De pronto. Pero no voy a glosar el estilo del joven autor, que se presenta públicamente como poeta, periodista, guionista, escritor, profesor y astrofísico. No soy quien. Me referiré solo al contenido, y eso porque me alude personalmente, como aficionado.
Se trata de una diatriba motivada por el acuerdo del Ayuntamiento y la Comunidad de Madrid para promover la cultura taurina. Frente a tal agravio embiste contra esas instituciones, el toreo en general, el romanticismo, la “imagen mítica de España”, su “sociedad embrutecida”, las peleas de gallos, TauroTen, los toreros y hasta sus cambios de pareja.

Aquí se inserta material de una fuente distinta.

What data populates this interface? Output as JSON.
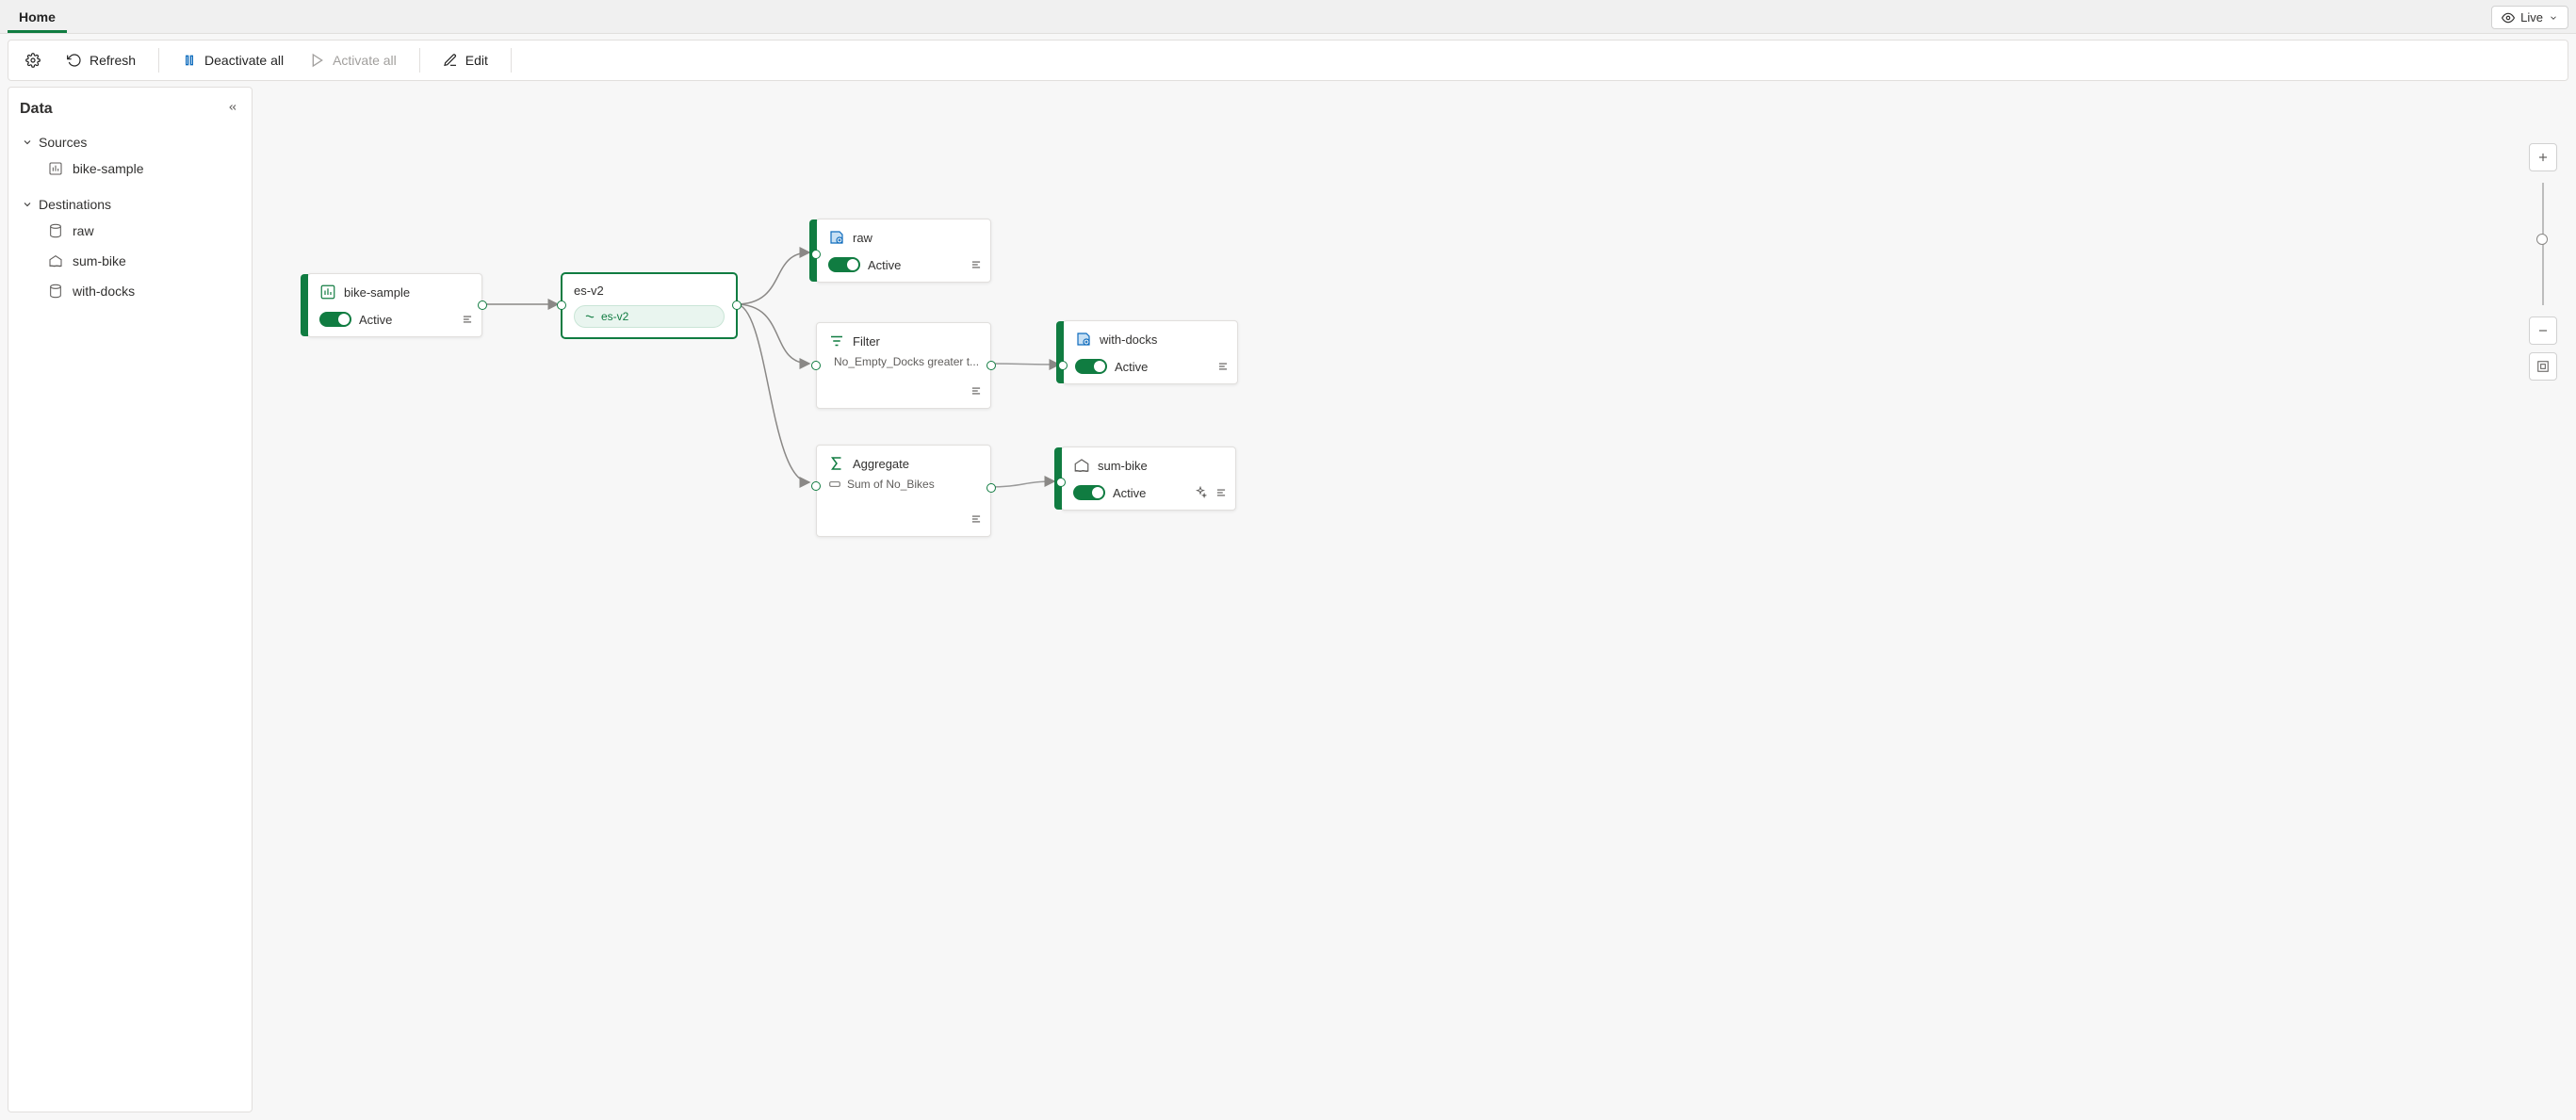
{
  "tabs": {
    "home": "Home"
  },
  "live_button": {
    "label": "Live"
  },
  "toolbar": {
    "refresh": "Refresh",
    "deactivate_all": "Deactivate all",
    "activate_all": "Activate all",
    "edit": "Edit"
  },
  "side": {
    "title": "Data",
    "sources_label": "Sources",
    "destinations_label": "Destinations",
    "sources": [
      {
        "label": "bike-sample",
        "icon": "bar-chart-icon"
      }
    ],
    "destinations": [
      {
        "label": "raw",
        "icon": "database-icon"
      },
      {
        "label": "sum-bike",
        "icon": "lakehouse-icon"
      },
      {
        "label": "with-docks",
        "icon": "database-icon"
      }
    ]
  },
  "nodes": {
    "bike_sample": {
      "title": "bike-sample",
      "status": "Active"
    },
    "es_v2": {
      "title": "es-v2",
      "chip": "es-v2"
    },
    "raw": {
      "title": "raw",
      "status": "Active"
    },
    "filter": {
      "title": "Filter",
      "detail": "No_Empty_Docks greater t..."
    },
    "aggregate": {
      "title": "Aggregate",
      "detail": "Sum of No_Bikes"
    },
    "with_docks": {
      "title": "with-docks",
      "status": "Active"
    },
    "sum_bike": {
      "title": "sum-bike",
      "status": "Active"
    }
  }
}
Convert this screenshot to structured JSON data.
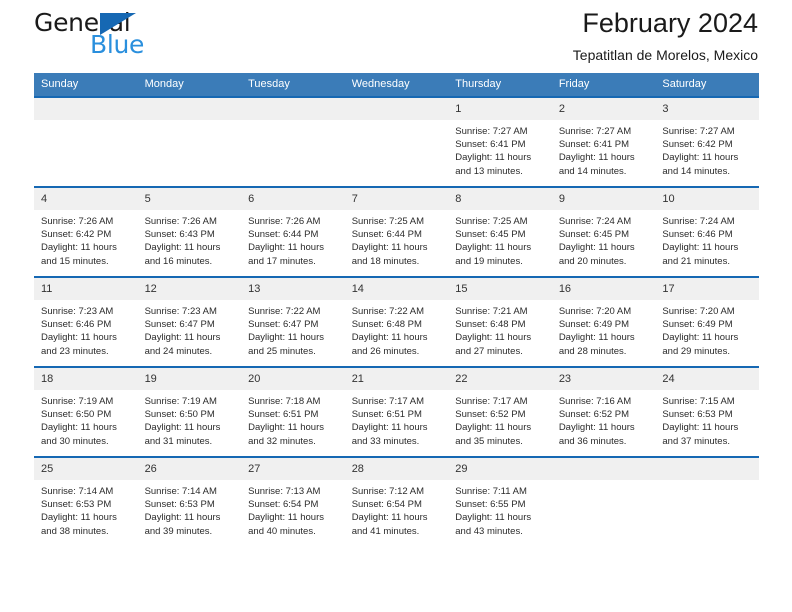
{
  "brand": {
    "name_part1": "General",
    "name_part2": "Blue",
    "triangle_color": "#1668b3",
    "blue_color": "#2a8fdd"
  },
  "header": {
    "title": "February 2024",
    "subtitle": "Tepatitlan de Morelos, Mexico"
  },
  "theme": {
    "header_bar_color": "#3b7cb8",
    "row_border_color": "#1668b3",
    "daynum_band_color": "#f0f0f0"
  },
  "calendar": {
    "weekday_headers": [
      "Sunday",
      "Monday",
      "Tuesday",
      "Wednesday",
      "Thursday",
      "Friday",
      "Saturday"
    ],
    "weeks": [
      [
        {
          "day": "",
          "sunrise": "",
          "sunset": "",
          "daylight_line1": "",
          "daylight_line2": ""
        },
        {
          "day": "",
          "sunrise": "",
          "sunset": "",
          "daylight_line1": "",
          "daylight_line2": ""
        },
        {
          "day": "",
          "sunrise": "",
          "sunset": "",
          "daylight_line1": "",
          "daylight_line2": ""
        },
        {
          "day": "",
          "sunrise": "",
          "sunset": "",
          "daylight_line1": "",
          "daylight_line2": ""
        },
        {
          "day": "1",
          "sunrise": "Sunrise: 7:27 AM",
          "sunset": "Sunset: 6:41 PM",
          "daylight_line1": "Daylight: 11 hours",
          "daylight_line2": "and 13 minutes."
        },
        {
          "day": "2",
          "sunrise": "Sunrise: 7:27 AM",
          "sunset": "Sunset: 6:41 PM",
          "daylight_line1": "Daylight: 11 hours",
          "daylight_line2": "and 14 minutes."
        },
        {
          "day": "3",
          "sunrise": "Sunrise: 7:27 AM",
          "sunset": "Sunset: 6:42 PM",
          "daylight_line1": "Daylight: 11 hours",
          "daylight_line2": "and 14 minutes."
        }
      ],
      [
        {
          "day": "4",
          "sunrise": "Sunrise: 7:26 AM",
          "sunset": "Sunset: 6:42 PM",
          "daylight_line1": "Daylight: 11 hours",
          "daylight_line2": "and 15 minutes."
        },
        {
          "day": "5",
          "sunrise": "Sunrise: 7:26 AM",
          "sunset": "Sunset: 6:43 PM",
          "daylight_line1": "Daylight: 11 hours",
          "daylight_line2": "and 16 minutes."
        },
        {
          "day": "6",
          "sunrise": "Sunrise: 7:26 AM",
          "sunset": "Sunset: 6:44 PM",
          "daylight_line1": "Daylight: 11 hours",
          "daylight_line2": "and 17 minutes."
        },
        {
          "day": "7",
          "sunrise": "Sunrise: 7:25 AM",
          "sunset": "Sunset: 6:44 PM",
          "daylight_line1": "Daylight: 11 hours",
          "daylight_line2": "and 18 minutes."
        },
        {
          "day": "8",
          "sunrise": "Sunrise: 7:25 AM",
          "sunset": "Sunset: 6:45 PM",
          "daylight_line1": "Daylight: 11 hours",
          "daylight_line2": "and 19 minutes."
        },
        {
          "day": "9",
          "sunrise": "Sunrise: 7:24 AM",
          "sunset": "Sunset: 6:45 PM",
          "daylight_line1": "Daylight: 11 hours",
          "daylight_line2": "and 20 minutes."
        },
        {
          "day": "10",
          "sunrise": "Sunrise: 7:24 AM",
          "sunset": "Sunset: 6:46 PM",
          "daylight_line1": "Daylight: 11 hours",
          "daylight_line2": "and 21 minutes."
        }
      ],
      [
        {
          "day": "11",
          "sunrise": "Sunrise: 7:23 AM",
          "sunset": "Sunset: 6:46 PM",
          "daylight_line1": "Daylight: 11 hours",
          "daylight_line2": "and 23 minutes."
        },
        {
          "day": "12",
          "sunrise": "Sunrise: 7:23 AM",
          "sunset": "Sunset: 6:47 PM",
          "daylight_line1": "Daylight: 11 hours",
          "daylight_line2": "and 24 minutes."
        },
        {
          "day": "13",
          "sunrise": "Sunrise: 7:22 AM",
          "sunset": "Sunset: 6:47 PM",
          "daylight_line1": "Daylight: 11 hours",
          "daylight_line2": "and 25 minutes."
        },
        {
          "day": "14",
          "sunrise": "Sunrise: 7:22 AM",
          "sunset": "Sunset: 6:48 PM",
          "daylight_line1": "Daylight: 11 hours",
          "daylight_line2": "and 26 minutes."
        },
        {
          "day": "15",
          "sunrise": "Sunrise: 7:21 AM",
          "sunset": "Sunset: 6:48 PM",
          "daylight_line1": "Daylight: 11 hours",
          "daylight_line2": "and 27 minutes."
        },
        {
          "day": "16",
          "sunrise": "Sunrise: 7:20 AM",
          "sunset": "Sunset: 6:49 PM",
          "daylight_line1": "Daylight: 11 hours",
          "daylight_line2": "and 28 minutes."
        },
        {
          "day": "17",
          "sunrise": "Sunrise: 7:20 AM",
          "sunset": "Sunset: 6:49 PM",
          "daylight_line1": "Daylight: 11 hours",
          "daylight_line2": "and 29 minutes."
        }
      ],
      [
        {
          "day": "18",
          "sunrise": "Sunrise: 7:19 AM",
          "sunset": "Sunset: 6:50 PM",
          "daylight_line1": "Daylight: 11 hours",
          "daylight_line2": "and 30 minutes."
        },
        {
          "day": "19",
          "sunrise": "Sunrise: 7:19 AM",
          "sunset": "Sunset: 6:50 PM",
          "daylight_line1": "Daylight: 11 hours",
          "daylight_line2": "and 31 minutes."
        },
        {
          "day": "20",
          "sunrise": "Sunrise: 7:18 AM",
          "sunset": "Sunset: 6:51 PM",
          "daylight_line1": "Daylight: 11 hours",
          "daylight_line2": "and 32 minutes."
        },
        {
          "day": "21",
          "sunrise": "Sunrise: 7:17 AM",
          "sunset": "Sunset: 6:51 PM",
          "daylight_line1": "Daylight: 11 hours",
          "daylight_line2": "and 33 minutes."
        },
        {
          "day": "22",
          "sunrise": "Sunrise: 7:17 AM",
          "sunset": "Sunset: 6:52 PM",
          "daylight_line1": "Daylight: 11 hours",
          "daylight_line2": "and 35 minutes."
        },
        {
          "day": "23",
          "sunrise": "Sunrise: 7:16 AM",
          "sunset": "Sunset: 6:52 PM",
          "daylight_line1": "Daylight: 11 hours",
          "daylight_line2": "and 36 minutes."
        },
        {
          "day": "24",
          "sunrise": "Sunrise: 7:15 AM",
          "sunset": "Sunset: 6:53 PM",
          "daylight_line1": "Daylight: 11 hours",
          "daylight_line2": "and 37 minutes."
        }
      ],
      [
        {
          "day": "25",
          "sunrise": "Sunrise: 7:14 AM",
          "sunset": "Sunset: 6:53 PM",
          "daylight_line1": "Daylight: 11 hours",
          "daylight_line2": "and 38 minutes."
        },
        {
          "day": "26",
          "sunrise": "Sunrise: 7:14 AM",
          "sunset": "Sunset: 6:53 PM",
          "daylight_line1": "Daylight: 11 hours",
          "daylight_line2": "and 39 minutes."
        },
        {
          "day": "27",
          "sunrise": "Sunrise: 7:13 AM",
          "sunset": "Sunset: 6:54 PM",
          "daylight_line1": "Daylight: 11 hours",
          "daylight_line2": "and 40 minutes."
        },
        {
          "day": "28",
          "sunrise": "Sunrise: 7:12 AM",
          "sunset": "Sunset: 6:54 PM",
          "daylight_line1": "Daylight: 11 hours",
          "daylight_line2": "and 41 minutes."
        },
        {
          "day": "29",
          "sunrise": "Sunrise: 7:11 AM",
          "sunset": "Sunset: 6:55 PM",
          "daylight_line1": "Daylight: 11 hours",
          "daylight_line2": "and 43 minutes."
        },
        {
          "day": "",
          "sunrise": "",
          "sunset": "",
          "daylight_line1": "",
          "daylight_line2": ""
        },
        {
          "day": "",
          "sunrise": "",
          "sunset": "",
          "daylight_line1": "",
          "daylight_line2": ""
        }
      ]
    ]
  }
}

Desde la consabida superioridad moral y el desconocimiento repite las manidas descalificaciones antitaurinas: tradición sin ilustración, sin futuro, antimoderna, cruel, bárbara, torturadora, macabra, obstáculo al progreso, dañina para “la marca España” el país y los españoles…, y concluye: hay que acabar ya con los toros “por más que los pintara Picasso o le gustaran a Hemingway.”
Nada nuevo, nada original, nada diferente a lo que gritan sus correligionarios pintarrajeados en las manifestaciones y asonadas a las puertas de las plazas.
No es cuerdo tratar de contraargumentar insultos o responder con otros, decía mi padre. Pero resulta inevitable cuestionar al menos la paradisíaca imagen del “mundo empático, diverso y compasivo” al cual, según él, nos lleva el “progreso” que los toros impiden.
¿A cuál progreso se refiere?
¿Al que para su avance ha renegado de los valores éticos y estéticos que la corrida consagra; honor, lealtad, valor, arte, respeto a la naturaleza y al origen?
¿Al que ha propiciado la segregación, desprotección, sojuzgamiento de los diferentes, las minorías y los débiles?
¿Al que ha llevado a odios, guerras y terrorismos atroces con tecnologías de letalidad y crueldad monstruosas?
¿Al que ha convertido la intolerancia, la impiedad, el genocidio y la tortura en hábito?
¿Al que se nutre de la masacre cotidiana de todas las especies y el expolio de los recursos no renovables?
¿Al que deificando el consumismo y el confort produce océanos inmanejables de basura y suciedad?
¿Al que derrite los polos y amenaza la existencia del hombre?
¿Al que hace del planeta un muladar, de la atmósfera una burbuja de miasmas y del hábitat un lugar pronto inhabitable?
¿Al que para continuar depredando necesita exterminar el toro y su culto?
Invocar ese “progreso” como camino del edén, llamar en su propia casa “embrutecido” al que no se comprende, culparlo y pedirle que renuncie a sí mismo es por decir algo una impostura de dimensiones astrofísicas.